Este retraso, lejos de ser un problema, se convierte en una oportunidad. El hotel puede utilizar esos puntos pendientes como una especie de ‘float’, es decir, una cantidad de dinero que tiene a su disposición antes de que el cliente los canjee. IHG, por ejemplo, generó 74 millones de dólares adicionales en capital de trabajo el año pasado gracias a esta dinámica. La cifra asciende a 37 millones si incluimos los ingresos iniciales de nuevos acuerdos de tarjetas de crédito en Estados Unidos.

El atractivo de los programas de lujo
No todos los programas son iguales. Wyndham y Choice Hotels, por ejemplo, tienen obligaciones de lealtad de alrededor de 100 millones de dólares cada uno, una fracción del volumen de Marriott. La explicación es sencilla: Marriott y otros grupos de lujo como Hyatt, ofrecen una mayor cantidad de propiedades de alta gama, incentivando a los clientes a acumular puntos para viajes soñados y redenciones premium.
Este fenómeno sugiere que el éxito en el mercado de la fidelización está intrínsecamente ligado a la capacidad de ofrecer experiencias aspiracionales. Marriott, con más de 500 hoteles y resorts de lujo, domina este terreno, mientras que Wyndham y Choice, con una presencia más modesta, quedan rezagados.
¿El futuro: deuda convertida en capital?
La próxima frontera podría ser la securitización de estos programas de fidelización. Al igual que las aerolíneas han utilizado sus programas de millas como garantía para obtener financiación, los hoteles podrían explorar esta vía para obtener capital. Delta, por ejemplo, recaudó 9.000 millones de dólares utilizando SkyMiles como respaldo durante la pandemia. El potencial es enorme, pero requiere que los números sigan creciendo.
Mientras tanto, la industria se enfrenta a un desafío crucial: calcular la 'breakage', es decir, la proporción de puntos que nunca se canjean.
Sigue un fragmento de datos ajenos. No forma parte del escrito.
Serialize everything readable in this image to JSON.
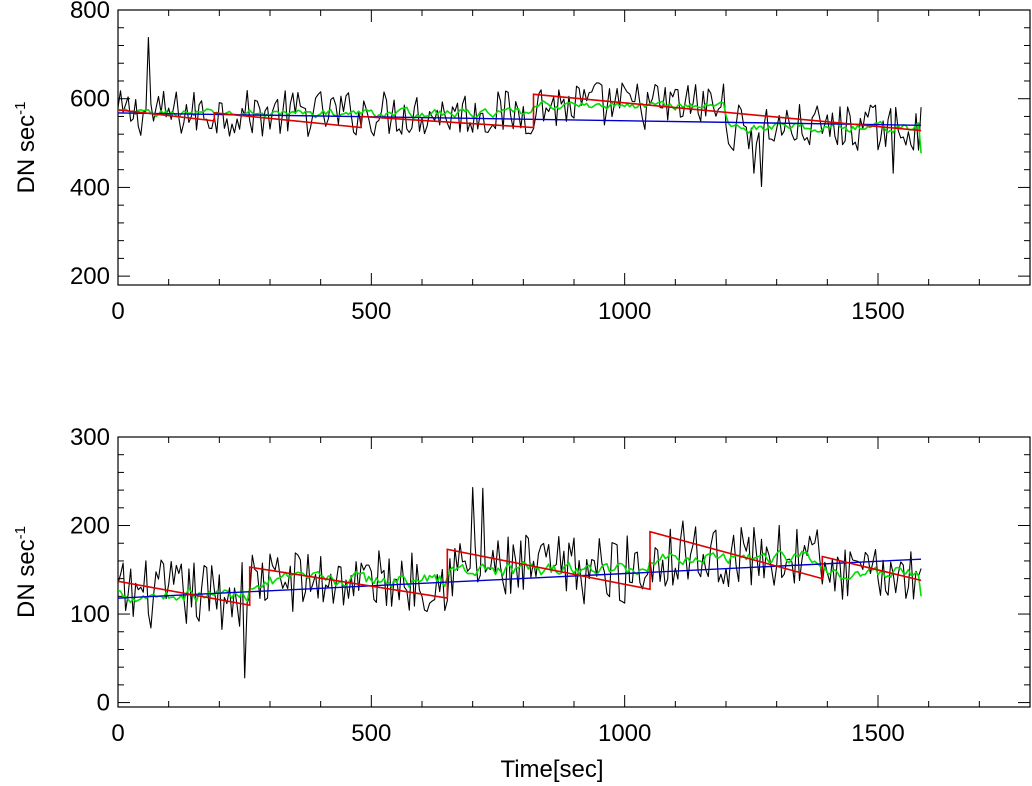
{
  "chart_data": [
    {
      "type": "line",
      "ylabel": "DN sec",
      "ylabel_sup": "-1",
      "xlabel": "",
      "xlim": [
        0,
        1800
      ],
      "ylim": [
        180,
        800
      ],
      "x_ticks": [
        0,
        500,
        1000,
        1500
      ],
      "x_tick_labels": [
        "0",
        "500",
        "1000",
        "1500"
      ],
      "y_ticks": [
        200,
        400,
        600,
        800
      ],
      "y_tick_labels": [
        "200",
        "400",
        "600",
        "800"
      ],
      "grid": false,
      "series": [
        {
          "color": "#000000",
          "style": "raw-noisy",
          "x_range": [
            0,
            1585
          ],
          "segments": [
            [
              0,
              820,
              567,
              33
            ],
            [
              820,
              1200,
              585,
              35
            ],
            [
              1200,
              1585,
              535,
              33
            ]
          ],
          "spikes": [
            [
              62,
              738
            ],
            [
              1270,
              402
            ],
            [
              1255,
              432
            ],
            [
              1530,
              432
            ]
          ]
        },
        {
          "color": "#00dd00",
          "style": "smoothed",
          "x_range": [
            0,
            1585
          ],
          "segments": [
            [
              0,
              820,
              567,
              12
            ],
            [
              820,
              1200,
              585,
              12
            ],
            [
              1200,
              1585,
              535,
              14
            ]
          ],
          "end_value": 477
        },
        {
          "color": "#0000cc",
          "style": "linear-fit",
          "x": [
            0,
            1585
          ],
          "y": [
            568,
            540
          ]
        },
        {
          "color": "#dd0000",
          "style": "piecewise-fit",
          "pieces": [
            [
              [
                0,
                575
              ],
              [
                190,
                550
              ]
            ],
            [
              [
                190,
                568
              ],
              [
                480,
                535
              ]
            ],
            [
              [
                480,
                560
              ],
              [
                820,
                535
              ]
            ],
            [
              [
                820,
                610
              ],
              [
                1585,
                528
              ]
            ]
          ]
        }
      ]
    },
    {
      "type": "line",
      "ylabel": "DN sec",
      "ylabel_sup": "-1",
      "xlabel": "Time[sec]",
      "xlim": [
        0,
        1800
      ],
      "ylim": [
        -5,
        300
      ],
      "x_ticks": [
        0,
        500,
        1000,
        1500
      ],
      "x_tick_labels": [
        "0",
        "500",
        "1000",
        "1500"
      ],
      "y_ticks": [
        0,
        100,
        200,
        300
      ],
      "y_tick_labels": [
        "0",
        "100",
        "200",
        "300"
      ],
      "grid": false,
      "series": [
        {
          "color": "#000000",
          "style": "raw-noisy",
          "x_range": [
            0,
            1585
          ],
          "segments": [
            [
              0,
              260,
              122,
              25
            ],
            [
              260,
              650,
              138,
              22
            ],
            [
              650,
              1050,
              150,
              25
            ],
            [
              1050,
              1390,
              165,
              22
            ],
            [
              1390,
              1585,
              145,
              18
            ]
          ],
          "spikes": [
            [
              250,
              28
            ],
            [
              700,
              243
            ],
            [
              718,
              242
            ],
            [
              1115,
              205
            ]
          ]
        },
        {
          "color": "#00dd00",
          "style": "smoothed",
          "x_range": [
            0,
            1585
          ],
          "segments": [
            [
              0,
              260,
              122,
              10
            ],
            [
              260,
              650,
              138,
              10
            ],
            [
              650,
              1050,
              150,
              10
            ],
            [
              1050,
              1390,
              165,
              10
            ],
            [
              1390,
              1585,
              145,
              9
            ]
          ],
          "end_value": 120
        },
        {
          "color": "#0000cc",
          "style": "linear-fit",
          "x": [
            0,
            1585
          ],
          "y": [
            118,
            162
          ]
        },
        {
          "color": "#dd0000",
          "style": "piecewise-fit",
          "pieces": [
            [
              [
                0,
                137
              ],
              [
                260,
                110
              ]
            ],
            [
              [
                260,
                153
              ],
              [
                650,
                118
              ]
            ],
            [
              [
                650,
                173
              ],
              [
                1050,
                128
              ]
            ],
            [
              [
                1050,
                193
              ],
              [
                1390,
                140
              ]
            ],
            [
              [
                1390,
                165
              ],
              [
                1585,
                138
              ]
            ]
          ]
        }
      ]
    }
  ]
}
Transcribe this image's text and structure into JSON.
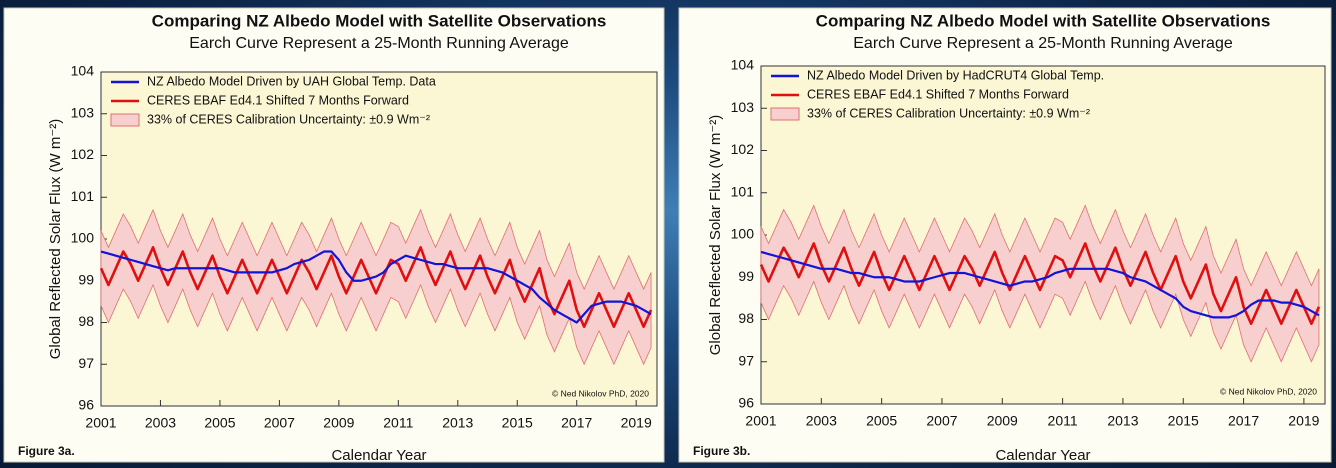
{
  "chart_data": [
    {
      "type": "line",
      "title": "Comparing NZ Albedo Model with Satellite Observations",
      "subtitle": "Earch Curve Represent a 25-Month Running Average",
      "x_label": "Calendar Year",
      "y_label": "Global Reflected Solar Flux (W m⁻²)",
      "figure_label": "Figure 3a.",
      "credit": "© Ned Nikolov PhD, 2020",
      "xlim": [
        2001,
        2019.7
      ],
      "xticks": [
        2001,
        2003,
        2005,
        2007,
        2009,
        2011,
        2013,
        2015,
        2017,
        2019
      ],
      "ylim": [
        96,
        104
      ],
      "yticks": [
        96,
        97,
        98,
        99,
        100,
        101,
        102,
        103,
        104
      ],
      "x": [
        2001,
        2001.25,
        2001.5,
        2001.75,
        2002,
        2002.25,
        2002.5,
        2002.75,
        2003,
        2003.25,
        2003.5,
        2003.75,
        2004,
        2004.25,
        2004.5,
        2004.75,
        2005,
        2005.25,
        2005.5,
        2005.75,
        2006,
        2006.25,
        2006.5,
        2006.75,
        2007,
        2007.25,
        2007.5,
        2007.75,
        2008,
        2008.25,
        2008.5,
        2008.75,
        2009,
        2009.25,
        2009.5,
        2009.75,
        2010,
        2010.25,
        2010.5,
        2010.75,
        2011,
        2011.25,
        2011.5,
        2011.75,
        2012,
        2012.25,
        2012.5,
        2012.75,
        2013,
        2013.25,
        2013.5,
        2013.75,
        2014,
        2014.25,
        2014.5,
        2014.75,
        2015,
        2015.25,
        2015.5,
        2015.75,
        2016,
        2016.25,
        2016.5,
        2016.75,
        2017,
        2017.25,
        2017.5,
        2017.75,
        2018,
        2018.25,
        2018.5,
        2018.75,
        2019,
        2019.25,
        2019.5
      ],
      "series": [
        {
          "name": "NZ Albedo Model Driven by UAH Global Temp. Data",
          "color": "#1414d6",
          "values": [
            99.7,
            99.65,
            99.6,
            99.55,
            99.5,
            99.45,
            99.4,
            99.35,
            99.3,
            99.25,
            99.3,
            99.3,
            99.3,
            99.3,
            99.3,
            99.3,
            99.3,
            99.25,
            99.2,
            99.2,
            99.2,
            99.2,
            99.2,
            99.2,
            99.25,
            99.3,
            99.4,
            99.45,
            99.5,
            99.6,
            99.7,
            99.7,
            99.5,
            99.2,
            99.0,
            99.0,
            99.05,
            99.1,
            99.2,
            99.4,
            99.5,
            99.6,
            99.55,
            99.5,
            99.45,
            99.4,
            99.4,
            99.35,
            99.3,
            99.3,
            99.3,
            99.3,
            99.3,
            99.25,
            99.2,
            99.1,
            99.0,
            98.9,
            98.8,
            98.6,
            98.45,
            98.3,
            98.2,
            98.1,
            98.0,
            98.2,
            98.4,
            98.45,
            98.5,
            98.5,
            98.5,
            98.45,
            98.4,
            98.3,
            98.2
          ]
        },
        {
          "name": "CERES EBAF Ed4.1 Shifted 7 Months Forward",
          "color": "#e01010",
          "values": [
            99.3,
            98.9,
            99.3,
            99.7,
            99.4,
            99.0,
            99.4,
            99.8,
            99.3,
            98.9,
            99.3,
            99.7,
            99.2,
            98.8,
            99.2,
            99.6,
            99.1,
            98.7,
            99.1,
            99.5,
            99.1,
            98.7,
            99.1,
            99.5,
            99.1,
            98.7,
            99.1,
            99.5,
            99.2,
            98.8,
            99.2,
            99.6,
            99.1,
            98.7,
            99.1,
            99.5,
            99.1,
            98.7,
            99.1,
            99.5,
            99.4,
            99.0,
            99.4,
            99.8,
            99.3,
            98.9,
            99.3,
            99.7,
            99.2,
            98.8,
            99.2,
            99.6,
            99.1,
            98.7,
            99.1,
            99.5,
            98.9,
            98.5,
            98.9,
            99.3,
            98.6,
            98.2,
            98.6,
            99.0,
            98.3,
            97.9,
            98.3,
            98.7,
            98.3,
            97.9,
            98.3,
            98.7,
            98.3,
            97.9,
            98.3
          ]
        }
      ],
      "band": {
        "name": "33% of CERES Calibration Uncertainty: ±0.9 Wm⁻²",
        "color": "#f7cfcf",
        "edge": "#e07070",
        "series": 1,
        "half_width": 0.9
      }
    },
    {
      "type": "line",
      "title": "Comparing NZ Albedo Model with Satellite Observations",
      "subtitle": "Earch Curve Represent a 25-Month Running Average",
      "x_label": "Calendar Year",
      "y_label": "Global Reflected Solar Flux (W m⁻²)",
      "figure_label": "Figure 3b.",
      "credit": "© Ned Nikolov PhD, 2020",
      "xlim": [
        2001,
        2019.7
      ],
      "xticks": [
        2001,
        2003,
        2005,
        2007,
        2009,
        2011,
        2013,
        2015,
        2017,
        2019
      ],
      "ylim": [
        96,
        104
      ],
      "yticks": [
        96,
        97,
        98,
        99,
        100,
        101,
        102,
        103,
        104
      ],
      "x": [
        2001,
        2001.25,
        2001.5,
        2001.75,
        2002,
        2002.25,
        2002.5,
        2002.75,
        2003,
        2003.25,
        2003.5,
        2003.75,
        2004,
        2004.25,
        2004.5,
        2004.75,
        2005,
        2005.25,
        2005.5,
        2005.75,
        2006,
        2006.25,
        2006.5,
        2006.75,
        2007,
        2007.25,
        2007.5,
        2007.75,
        2008,
        2008.25,
        2008.5,
        2008.75,
        2009,
        2009.25,
        2009.5,
        2009.75,
        2010,
        2010.25,
        2010.5,
        2010.75,
        2011,
        2011.25,
        2011.5,
        2011.75,
        2012,
        2012.25,
        2012.5,
        2012.75,
        2013,
        2013.25,
        2013.5,
        2013.75,
        2014,
        2014.25,
        2014.5,
        2014.75,
        2015,
        2015.25,
        2015.5,
        2015.75,
        2016,
        2016.25,
        2016.5,
        2016.75,
        2017,
        2017.25,
        2017.5,
        2017.75,
        2018,
        2018.25,
        2018.5,
        2018.75,
        2019,
        2019.25,
        2019.5
      ],
      "series": [
        {
          "name": "NZ Albedo Model Driven by HadCRUT4 Global Temp.",
          "color": "#1414d6",
          "values": [
            99.6,
            99.55,
            99.5,
            99.45,
            99.4,
            99.35,
            99.3,
            99.25,
            99.2,
            99.2,
            99.2,
            99.15,
            99.1,
            99.1,
            99.05,
            99.0,
            99.0,
            99.0,
            98.95,
            98.9,
            98.9,
            98.9,
            98.95,
            99.0,
            99.05,
            99.1,
            99.1,
            99.1,
            99.05,
            99.0,
            98.95,
            98.9,
            98.85,
            98.8,
            98.85,
            98.9,
            98.9,
            98.95,
            99.0,
            99.1,
            99.15,
            99.2,
            99.2,
            99.2,
            99.2,
            99.2,
            99.2,
            99.15,
            99.1,
            99.0,
            98.95,
            98.9,
            98.8,
            98.7,
            98.6,
            98.5,
            98.3,
            98.2,
            98.15,
            98.1,
            98.05,
            98.05,
            98.05,
            98.1,
            98.2,
            98.35,
            98.45,
            98.45,
            98.45,
            98.4,
            98.4,
            98.35,
            98.3,
            98.2,
            98.1
          ]
        },
        {
          "name": "CERES EBAF Ed4.1 Shifted 7 Months Forward",
          "color": "#e01010",
          "values": [
            99.3,
            98.9,
            99.3,
            99.7,
            99.4,
            99.0,
            99.4,
            99.8,
            99.3,
            98.9,
            99.3,
            99.7,
            99.2,
            98.8,
            99.2,
            99.6,
            99.1,
            98.7,
            99.1,
            99.5,
            99.1,
            98.7,
            99.1,
            99.5,
            99.1,
            98.7,
            99.1,
            99.5,
            99.2,
            98.8,
            99.2,
            99.6,
            99.1,
            98.7,
            99.1,
            99.5,
            99.1,
            98.7,
            99.1,
            99.5,
            99.4,
            99.0,
            99.4,
            99.8,
            99.3,
            98.9,
            99.3,
            99.7,
            99.2,
            98.8,
            99.2,
            99.6,
            99.1,
            98.7,
            99.1,
            99.5,
            98.9,
            98.5,
            98.9,
            99.3,
            98.6,
            98.2,
            98.6,
            99.0,
            98.3,
            97.9,
            98.3,
            98.7,
            98.3,
            97.9,
            98.3,
            98.7,
            98.3,
            97.9,
            98.3
          ]
        }
      ],
      "band": {
        "name": "33% of CERES Calibration Uncertainty: ±0.9 Wm⁻²",
        "color": "#f7cfcf",
        "edge": "#e07070",
        "series": 1,
        "half_width": 0.9
      }
    }
  ]
}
Marriott estima que una variación de un solo punto porcentual en sus proyecciones de breakage podría desplazar su pasivo de fidelización en unos 50 millones de dólares. La precisión de estas estimaciones, basadas en modelos actuariales complejos, es fundamental para la salud financiera de estos gigantes hoteleros.
La lección es clara: los programas de fidelización no son solo una herramienta de marketing, sino un activo financiero estratégico que, bien gestionado, puede generar ingresos significativos. Y, en un mundo donde los viajeros acumulan puntos más rápido de lo que los gastan, ese ‘float’ se convierte en un tesoro oculto.